Je ne ferai aucun commentaire sur ce qui est arrivé à Dominique Strauss-Kahn et à une jeune femme à New York. La justice américaine tranchera. Juste un mot sur sa succession. Une bataille stratégique est en cours. La lecture de la presse internationale permet d’entrevoir ce que le débat de politique intérieure française a tendance à occulter : un enjeu colossal.

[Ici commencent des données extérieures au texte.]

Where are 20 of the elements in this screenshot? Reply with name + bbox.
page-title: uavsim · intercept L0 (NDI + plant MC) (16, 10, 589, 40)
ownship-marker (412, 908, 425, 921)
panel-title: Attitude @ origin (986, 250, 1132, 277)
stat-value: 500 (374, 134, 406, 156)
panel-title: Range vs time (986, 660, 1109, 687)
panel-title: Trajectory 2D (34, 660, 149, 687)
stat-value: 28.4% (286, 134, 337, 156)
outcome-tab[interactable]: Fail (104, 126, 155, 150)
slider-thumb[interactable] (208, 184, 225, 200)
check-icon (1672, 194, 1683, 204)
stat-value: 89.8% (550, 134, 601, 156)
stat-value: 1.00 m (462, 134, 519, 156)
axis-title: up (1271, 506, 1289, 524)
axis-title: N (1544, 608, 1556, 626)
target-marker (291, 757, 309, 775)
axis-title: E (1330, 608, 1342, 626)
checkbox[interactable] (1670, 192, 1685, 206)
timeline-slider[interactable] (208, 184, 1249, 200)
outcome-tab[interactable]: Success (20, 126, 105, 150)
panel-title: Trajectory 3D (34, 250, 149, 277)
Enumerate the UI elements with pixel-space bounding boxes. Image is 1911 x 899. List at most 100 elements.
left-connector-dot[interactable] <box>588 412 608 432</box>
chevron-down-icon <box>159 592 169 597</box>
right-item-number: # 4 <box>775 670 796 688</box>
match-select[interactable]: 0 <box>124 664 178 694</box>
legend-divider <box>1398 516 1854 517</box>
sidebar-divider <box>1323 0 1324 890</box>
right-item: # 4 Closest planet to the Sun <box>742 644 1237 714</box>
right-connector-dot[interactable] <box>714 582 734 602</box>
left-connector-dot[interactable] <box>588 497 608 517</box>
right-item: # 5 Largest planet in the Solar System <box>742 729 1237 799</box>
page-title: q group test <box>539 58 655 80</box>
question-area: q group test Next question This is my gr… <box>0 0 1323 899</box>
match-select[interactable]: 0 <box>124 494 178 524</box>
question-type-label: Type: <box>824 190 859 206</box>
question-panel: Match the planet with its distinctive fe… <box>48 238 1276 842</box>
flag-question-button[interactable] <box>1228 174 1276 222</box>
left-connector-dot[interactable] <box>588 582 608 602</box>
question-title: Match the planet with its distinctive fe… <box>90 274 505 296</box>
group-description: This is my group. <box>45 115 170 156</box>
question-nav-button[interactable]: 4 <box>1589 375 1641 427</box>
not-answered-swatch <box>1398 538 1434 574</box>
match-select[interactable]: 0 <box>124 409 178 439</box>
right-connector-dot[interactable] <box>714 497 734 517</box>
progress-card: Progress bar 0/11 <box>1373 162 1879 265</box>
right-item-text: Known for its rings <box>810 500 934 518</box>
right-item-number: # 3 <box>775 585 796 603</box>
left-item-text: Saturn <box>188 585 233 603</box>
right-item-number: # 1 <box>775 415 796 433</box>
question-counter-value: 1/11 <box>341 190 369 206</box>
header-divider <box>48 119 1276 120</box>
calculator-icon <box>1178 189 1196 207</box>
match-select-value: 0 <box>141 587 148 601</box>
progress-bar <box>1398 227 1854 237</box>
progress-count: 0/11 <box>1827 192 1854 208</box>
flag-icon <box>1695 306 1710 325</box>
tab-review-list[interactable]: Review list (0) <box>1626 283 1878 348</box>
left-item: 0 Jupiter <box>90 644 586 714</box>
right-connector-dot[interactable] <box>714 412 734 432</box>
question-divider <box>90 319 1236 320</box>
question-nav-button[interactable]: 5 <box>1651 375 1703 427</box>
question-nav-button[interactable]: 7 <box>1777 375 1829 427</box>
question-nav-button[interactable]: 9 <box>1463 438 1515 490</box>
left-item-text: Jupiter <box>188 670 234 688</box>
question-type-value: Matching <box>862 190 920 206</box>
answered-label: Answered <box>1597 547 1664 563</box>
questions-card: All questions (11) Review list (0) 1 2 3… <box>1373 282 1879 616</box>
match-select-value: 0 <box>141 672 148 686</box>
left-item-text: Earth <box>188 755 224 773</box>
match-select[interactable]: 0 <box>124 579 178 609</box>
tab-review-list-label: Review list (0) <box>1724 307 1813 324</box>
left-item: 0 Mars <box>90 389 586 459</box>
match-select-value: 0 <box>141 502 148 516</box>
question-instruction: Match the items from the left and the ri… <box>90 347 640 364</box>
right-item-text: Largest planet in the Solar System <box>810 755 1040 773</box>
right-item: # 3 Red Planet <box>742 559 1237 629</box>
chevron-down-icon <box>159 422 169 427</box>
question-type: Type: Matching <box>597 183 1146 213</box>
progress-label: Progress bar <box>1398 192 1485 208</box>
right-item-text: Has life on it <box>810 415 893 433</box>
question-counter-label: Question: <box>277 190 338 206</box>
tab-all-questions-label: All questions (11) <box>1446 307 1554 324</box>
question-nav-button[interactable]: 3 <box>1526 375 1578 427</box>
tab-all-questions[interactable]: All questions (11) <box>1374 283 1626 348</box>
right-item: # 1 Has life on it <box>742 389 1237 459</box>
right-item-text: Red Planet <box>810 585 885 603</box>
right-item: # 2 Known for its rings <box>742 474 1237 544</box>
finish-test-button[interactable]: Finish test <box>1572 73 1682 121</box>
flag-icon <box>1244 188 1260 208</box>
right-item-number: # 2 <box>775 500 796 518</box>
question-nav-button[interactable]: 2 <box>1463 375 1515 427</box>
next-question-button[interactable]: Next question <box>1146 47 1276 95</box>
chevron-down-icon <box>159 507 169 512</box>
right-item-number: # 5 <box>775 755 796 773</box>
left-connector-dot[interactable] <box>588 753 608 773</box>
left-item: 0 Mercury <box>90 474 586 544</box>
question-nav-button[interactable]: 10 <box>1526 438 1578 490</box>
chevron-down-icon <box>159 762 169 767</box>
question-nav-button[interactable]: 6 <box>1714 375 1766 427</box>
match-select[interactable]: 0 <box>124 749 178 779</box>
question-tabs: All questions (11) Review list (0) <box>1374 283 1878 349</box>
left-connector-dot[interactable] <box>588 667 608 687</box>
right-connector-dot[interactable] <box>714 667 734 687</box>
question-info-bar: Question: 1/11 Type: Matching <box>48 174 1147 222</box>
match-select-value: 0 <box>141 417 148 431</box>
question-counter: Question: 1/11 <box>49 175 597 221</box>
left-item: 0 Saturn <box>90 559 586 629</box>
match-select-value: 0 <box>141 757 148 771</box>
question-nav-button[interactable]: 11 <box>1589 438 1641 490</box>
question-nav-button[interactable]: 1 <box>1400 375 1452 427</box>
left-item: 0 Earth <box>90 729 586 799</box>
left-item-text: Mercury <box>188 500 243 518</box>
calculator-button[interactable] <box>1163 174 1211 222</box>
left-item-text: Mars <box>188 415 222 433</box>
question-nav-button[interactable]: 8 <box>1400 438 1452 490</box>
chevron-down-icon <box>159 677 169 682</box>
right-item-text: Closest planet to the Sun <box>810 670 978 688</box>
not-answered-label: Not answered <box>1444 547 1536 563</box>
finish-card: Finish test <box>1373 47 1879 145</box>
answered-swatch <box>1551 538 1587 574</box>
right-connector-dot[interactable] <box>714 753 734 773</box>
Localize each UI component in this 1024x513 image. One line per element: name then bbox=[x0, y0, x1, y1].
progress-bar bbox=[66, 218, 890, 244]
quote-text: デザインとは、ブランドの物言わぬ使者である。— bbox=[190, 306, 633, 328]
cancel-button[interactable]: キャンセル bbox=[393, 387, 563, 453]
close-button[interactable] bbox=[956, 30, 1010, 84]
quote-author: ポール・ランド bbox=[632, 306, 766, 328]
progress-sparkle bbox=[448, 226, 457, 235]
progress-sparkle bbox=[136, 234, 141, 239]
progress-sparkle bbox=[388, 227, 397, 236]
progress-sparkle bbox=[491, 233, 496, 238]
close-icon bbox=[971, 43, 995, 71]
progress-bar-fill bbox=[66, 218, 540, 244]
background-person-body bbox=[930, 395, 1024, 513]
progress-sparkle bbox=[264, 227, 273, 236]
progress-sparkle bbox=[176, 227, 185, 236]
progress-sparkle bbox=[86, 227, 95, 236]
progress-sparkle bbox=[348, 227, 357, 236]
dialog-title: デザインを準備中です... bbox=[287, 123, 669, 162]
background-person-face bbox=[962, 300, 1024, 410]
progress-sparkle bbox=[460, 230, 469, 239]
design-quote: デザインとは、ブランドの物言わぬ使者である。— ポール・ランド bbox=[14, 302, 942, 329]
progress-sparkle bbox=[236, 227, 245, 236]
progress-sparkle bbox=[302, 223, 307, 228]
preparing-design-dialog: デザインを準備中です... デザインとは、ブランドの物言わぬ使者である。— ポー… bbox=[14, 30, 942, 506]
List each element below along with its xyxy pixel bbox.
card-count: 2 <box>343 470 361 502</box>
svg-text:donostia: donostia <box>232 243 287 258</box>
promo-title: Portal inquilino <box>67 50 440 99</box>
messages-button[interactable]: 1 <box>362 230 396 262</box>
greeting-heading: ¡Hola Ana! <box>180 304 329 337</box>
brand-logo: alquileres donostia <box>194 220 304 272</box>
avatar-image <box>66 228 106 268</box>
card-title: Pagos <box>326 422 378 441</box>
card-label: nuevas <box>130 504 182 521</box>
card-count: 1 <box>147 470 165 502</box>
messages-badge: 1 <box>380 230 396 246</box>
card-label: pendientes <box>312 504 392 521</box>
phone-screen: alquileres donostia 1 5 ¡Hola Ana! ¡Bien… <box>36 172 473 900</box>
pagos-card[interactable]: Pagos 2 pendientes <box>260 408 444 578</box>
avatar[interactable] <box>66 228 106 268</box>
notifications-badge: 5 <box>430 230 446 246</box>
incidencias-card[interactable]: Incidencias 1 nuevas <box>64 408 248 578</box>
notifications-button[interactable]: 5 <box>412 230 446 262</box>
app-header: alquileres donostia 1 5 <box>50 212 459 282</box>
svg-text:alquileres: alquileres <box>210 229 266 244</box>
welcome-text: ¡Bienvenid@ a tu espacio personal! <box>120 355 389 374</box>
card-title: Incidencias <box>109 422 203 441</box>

Cette succession est en effet la première du « monde d’après », i.e. du monde d’après la première la crise de la globalisation. Nos leaders nationaux, trop occupés à garder leur place, ou à la conquérir, ne voient pas combien le monde change. Depuis des siècles, des Européens dominaient le monde, en partage, depuis 1918, avec les Etats-Unis. Aujourd’hui, d’autres revendiquent « le leadership » : derrière une demande de « job » mineure en apparence, les pays émergents font savoir qu’ils sont prêts à pousser les Occidentaux hors de leurs traditionnels bastions. La guerre est à fleuret moucheté, en termes diplomatiques mais ce n’en est pas moins une bataille décisive. Ce qui est en jeu au FMI, même sans vouloir être grandiloquant, c’est la place de l’Occident dans le monde (voir par exemple dans le Financial Times du 26 mai, Eswar Prasad « The BRICs must put up a fight for IMF top job » ou le Corriere della Sera du 27 mai, « Lagarde, l’ultima scelta di un Europa marginale »).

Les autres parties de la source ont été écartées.